Por conta da data, um grupo de senadores republicanos aproveitou para enviar uma carta a Obama na qual pedem para que autorize o envio das tropas solicitadas pelo comandante das tropas aliadas no Afeganistão, general Stanley McChrystal. "O quanto antes pudermos fornecer os reforços e os recursos de que necessitam, mais seguras estarão" as tropas americanas no Afeganistão, destacaram os legisladores.

 

As quatro opções que serão discutidas nesta quarta incluem em cada caso um aumento de tropas, mas também preveem diferentes objetivos - incluindo a abrangência das áreas do Afeganistão que as tropas deverão assumir o controle - e diferentes períodos de treinamento e expectativas para as tropas afegãs.

 

Três das opções pedem especificamente pelo aumento no número de soldados.

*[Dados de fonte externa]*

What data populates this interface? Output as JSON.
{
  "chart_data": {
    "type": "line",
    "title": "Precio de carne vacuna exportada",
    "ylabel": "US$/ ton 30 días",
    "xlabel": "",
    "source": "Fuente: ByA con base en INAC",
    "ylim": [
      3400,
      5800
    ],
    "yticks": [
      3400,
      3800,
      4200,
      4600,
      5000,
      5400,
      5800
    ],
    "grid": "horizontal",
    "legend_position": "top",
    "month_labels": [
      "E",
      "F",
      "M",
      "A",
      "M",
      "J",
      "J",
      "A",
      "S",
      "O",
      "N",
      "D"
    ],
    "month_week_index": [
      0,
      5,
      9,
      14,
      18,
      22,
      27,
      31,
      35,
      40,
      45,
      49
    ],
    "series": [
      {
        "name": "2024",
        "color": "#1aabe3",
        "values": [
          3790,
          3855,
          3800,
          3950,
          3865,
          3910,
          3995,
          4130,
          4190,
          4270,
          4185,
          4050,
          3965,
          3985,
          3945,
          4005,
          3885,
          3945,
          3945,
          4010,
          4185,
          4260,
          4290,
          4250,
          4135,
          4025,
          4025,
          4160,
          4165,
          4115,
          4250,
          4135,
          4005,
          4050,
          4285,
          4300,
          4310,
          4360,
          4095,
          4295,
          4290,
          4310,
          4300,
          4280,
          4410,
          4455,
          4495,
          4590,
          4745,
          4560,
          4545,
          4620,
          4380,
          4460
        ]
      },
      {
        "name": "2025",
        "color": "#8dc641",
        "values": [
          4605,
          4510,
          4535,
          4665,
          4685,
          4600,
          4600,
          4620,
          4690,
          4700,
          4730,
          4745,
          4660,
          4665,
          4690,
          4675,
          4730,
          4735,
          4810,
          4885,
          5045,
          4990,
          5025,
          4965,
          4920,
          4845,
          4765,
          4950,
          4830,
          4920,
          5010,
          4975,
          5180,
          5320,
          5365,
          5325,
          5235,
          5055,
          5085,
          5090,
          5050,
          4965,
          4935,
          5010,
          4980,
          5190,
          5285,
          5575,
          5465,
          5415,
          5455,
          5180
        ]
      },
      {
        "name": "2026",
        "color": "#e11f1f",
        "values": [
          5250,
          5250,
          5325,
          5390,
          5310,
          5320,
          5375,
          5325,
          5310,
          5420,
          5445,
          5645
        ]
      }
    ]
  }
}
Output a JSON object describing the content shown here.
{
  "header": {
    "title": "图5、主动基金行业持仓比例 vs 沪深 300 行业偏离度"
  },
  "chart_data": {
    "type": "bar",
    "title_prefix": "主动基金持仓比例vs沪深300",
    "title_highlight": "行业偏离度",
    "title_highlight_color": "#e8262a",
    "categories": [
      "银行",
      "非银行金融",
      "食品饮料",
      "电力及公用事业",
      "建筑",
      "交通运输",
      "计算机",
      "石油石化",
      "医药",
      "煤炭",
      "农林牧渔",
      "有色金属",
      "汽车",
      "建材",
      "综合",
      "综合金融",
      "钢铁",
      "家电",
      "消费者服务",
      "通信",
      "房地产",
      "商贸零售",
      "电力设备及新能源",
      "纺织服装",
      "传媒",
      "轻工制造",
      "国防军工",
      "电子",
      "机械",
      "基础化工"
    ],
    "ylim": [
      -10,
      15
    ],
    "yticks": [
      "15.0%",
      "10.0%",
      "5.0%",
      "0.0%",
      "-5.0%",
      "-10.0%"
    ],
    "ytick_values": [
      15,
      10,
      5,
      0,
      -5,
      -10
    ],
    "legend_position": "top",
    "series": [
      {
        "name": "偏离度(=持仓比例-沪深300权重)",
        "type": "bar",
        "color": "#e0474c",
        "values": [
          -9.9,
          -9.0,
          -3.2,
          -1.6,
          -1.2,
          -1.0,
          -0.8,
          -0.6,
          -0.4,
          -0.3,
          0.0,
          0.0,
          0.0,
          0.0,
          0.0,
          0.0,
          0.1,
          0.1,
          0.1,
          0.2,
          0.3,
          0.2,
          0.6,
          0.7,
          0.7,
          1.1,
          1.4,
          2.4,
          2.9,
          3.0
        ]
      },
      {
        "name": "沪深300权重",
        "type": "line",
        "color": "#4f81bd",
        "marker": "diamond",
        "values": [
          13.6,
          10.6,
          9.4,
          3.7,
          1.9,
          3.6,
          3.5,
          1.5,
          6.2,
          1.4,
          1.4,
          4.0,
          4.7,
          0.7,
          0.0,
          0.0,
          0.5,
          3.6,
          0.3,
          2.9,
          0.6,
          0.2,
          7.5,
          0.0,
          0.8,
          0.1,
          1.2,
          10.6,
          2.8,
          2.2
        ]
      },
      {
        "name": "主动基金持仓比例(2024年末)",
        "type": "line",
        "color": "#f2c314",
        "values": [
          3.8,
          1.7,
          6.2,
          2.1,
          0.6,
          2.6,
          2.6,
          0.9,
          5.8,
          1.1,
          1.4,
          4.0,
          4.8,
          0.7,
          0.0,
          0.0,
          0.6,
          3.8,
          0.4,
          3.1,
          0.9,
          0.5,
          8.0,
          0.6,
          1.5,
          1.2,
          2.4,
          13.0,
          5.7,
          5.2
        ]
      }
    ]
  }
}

A alternativa menor prevê o envio de entre 20 mil e 25 mil militares; um meio-termo na proposta do comandante dos EUA no Afeganistão (40 mil) sugere o envio de 30 mil soldados; outra pede exatamente o número pedido por McChrystal. Segundo o jornal, oficiais apontaram que a quarta opção foi incluída na pauta há poucos dias, mas não especificaram detalhes da proposta.

 

Segundo o secretário de imprensa da Casa Branca, Robert Gibbs, ainda faltam "semanas" para que Obama anuncie uma decisão. "Quem disser que o presidente já tomou uma decisão não tem a menor ideia do que está falando", disse Gibbs em declarações à imprensa.

 

Segundo a rede CNN, Obama pretende ainda discutir com a equipe de segurança nacional o tipo de cooperação que os EUA podem esperar do governo do presidente afegão reeleito, Hamid Karzai, o tipo de suporte civil que os EUA esperam oferecer e que tipo de apoio a Casa Branca pode conseguir de outros países. Atualmente, há 68 mil militares americanos e outros 40 mil de países aliados no Afeganistão.